= Rehearsal report =

A rehearsal report is a form created by a stage manager to record notes which arise during a rehearsal and affect other production departments (e.g. sound, set, costumes and lighting). In addition, the rehearsal report serves as a record of starting and ending times for a rehearsal, starting and end of breaks, lateness of actors or staff and other incidentals.

Rehearsal reports are generally filled out before, during and after the actual rehearsal. Before the rehearsal officially begins, the report should have the names of actors needed for the scenes and any notes about excused absences/tardies. It should also contain the date, rehearsal number, and the time that the rehearsal was to have started, as well as the actual starting time. During the rehearsal, the stage manager (and/or their assistants) note what is worked on and when, the timing of breaks and any design-related questions that may come up. Any incidents such as injuries are also noted in the report. After rehearsal, the stage manager should check in with the director and record all the production notes that the director makes on the report.

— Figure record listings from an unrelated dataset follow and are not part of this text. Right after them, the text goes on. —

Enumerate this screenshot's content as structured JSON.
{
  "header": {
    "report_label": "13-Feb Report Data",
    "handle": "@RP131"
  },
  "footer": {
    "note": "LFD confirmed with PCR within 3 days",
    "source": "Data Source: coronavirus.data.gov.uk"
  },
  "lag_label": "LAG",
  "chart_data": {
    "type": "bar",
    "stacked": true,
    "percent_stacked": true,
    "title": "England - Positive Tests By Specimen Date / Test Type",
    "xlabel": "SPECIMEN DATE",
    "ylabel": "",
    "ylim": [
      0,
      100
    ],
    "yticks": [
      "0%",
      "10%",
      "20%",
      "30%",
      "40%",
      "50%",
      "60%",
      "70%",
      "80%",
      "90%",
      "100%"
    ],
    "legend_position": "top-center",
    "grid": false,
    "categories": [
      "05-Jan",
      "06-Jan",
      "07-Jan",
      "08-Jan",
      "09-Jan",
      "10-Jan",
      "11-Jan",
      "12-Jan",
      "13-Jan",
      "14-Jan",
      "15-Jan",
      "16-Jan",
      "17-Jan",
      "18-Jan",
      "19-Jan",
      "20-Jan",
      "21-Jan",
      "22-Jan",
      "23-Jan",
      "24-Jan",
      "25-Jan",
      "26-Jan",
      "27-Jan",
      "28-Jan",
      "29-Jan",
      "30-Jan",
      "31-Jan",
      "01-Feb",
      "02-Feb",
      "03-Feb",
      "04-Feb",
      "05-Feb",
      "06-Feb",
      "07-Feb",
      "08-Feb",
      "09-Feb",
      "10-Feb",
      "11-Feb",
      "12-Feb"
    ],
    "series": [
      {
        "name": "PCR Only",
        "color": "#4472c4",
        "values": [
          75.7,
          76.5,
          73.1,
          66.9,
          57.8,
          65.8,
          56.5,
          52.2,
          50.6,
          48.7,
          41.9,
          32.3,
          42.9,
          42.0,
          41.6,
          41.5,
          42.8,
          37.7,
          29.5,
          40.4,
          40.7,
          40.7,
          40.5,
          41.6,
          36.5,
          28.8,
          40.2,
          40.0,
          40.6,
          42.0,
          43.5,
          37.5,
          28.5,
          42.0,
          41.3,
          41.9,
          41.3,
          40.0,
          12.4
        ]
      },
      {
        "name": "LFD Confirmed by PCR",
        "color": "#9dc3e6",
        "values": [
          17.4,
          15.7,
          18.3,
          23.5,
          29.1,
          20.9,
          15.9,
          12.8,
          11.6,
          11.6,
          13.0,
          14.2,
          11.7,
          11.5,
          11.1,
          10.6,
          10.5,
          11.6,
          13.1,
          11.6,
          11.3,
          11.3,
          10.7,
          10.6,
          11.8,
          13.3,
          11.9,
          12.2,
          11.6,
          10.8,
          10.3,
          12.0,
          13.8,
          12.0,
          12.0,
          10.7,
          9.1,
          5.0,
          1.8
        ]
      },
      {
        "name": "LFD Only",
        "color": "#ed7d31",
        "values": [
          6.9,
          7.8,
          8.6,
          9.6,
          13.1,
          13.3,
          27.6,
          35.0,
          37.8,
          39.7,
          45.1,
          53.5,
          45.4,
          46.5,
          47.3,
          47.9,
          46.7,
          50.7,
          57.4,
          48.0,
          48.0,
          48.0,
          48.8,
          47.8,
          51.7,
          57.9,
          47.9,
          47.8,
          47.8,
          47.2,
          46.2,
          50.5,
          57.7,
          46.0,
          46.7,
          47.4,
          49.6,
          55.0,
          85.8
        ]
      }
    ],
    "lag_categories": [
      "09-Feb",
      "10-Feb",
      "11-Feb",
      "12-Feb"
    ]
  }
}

Rehearsal reports should be given to the heads of all departments and posted in a designated area for the production team as soon as possible.

The sections featured on a rehearsal report vary from form to form, but generally they all have a section for costumes, lights, props, scenery, fittings, sound, schedule, and actors. There should also be a space to record the rehearsal date, location, and number. The rehearsal report should also have the name of the production and stage manager in charge of that particular rehearsal.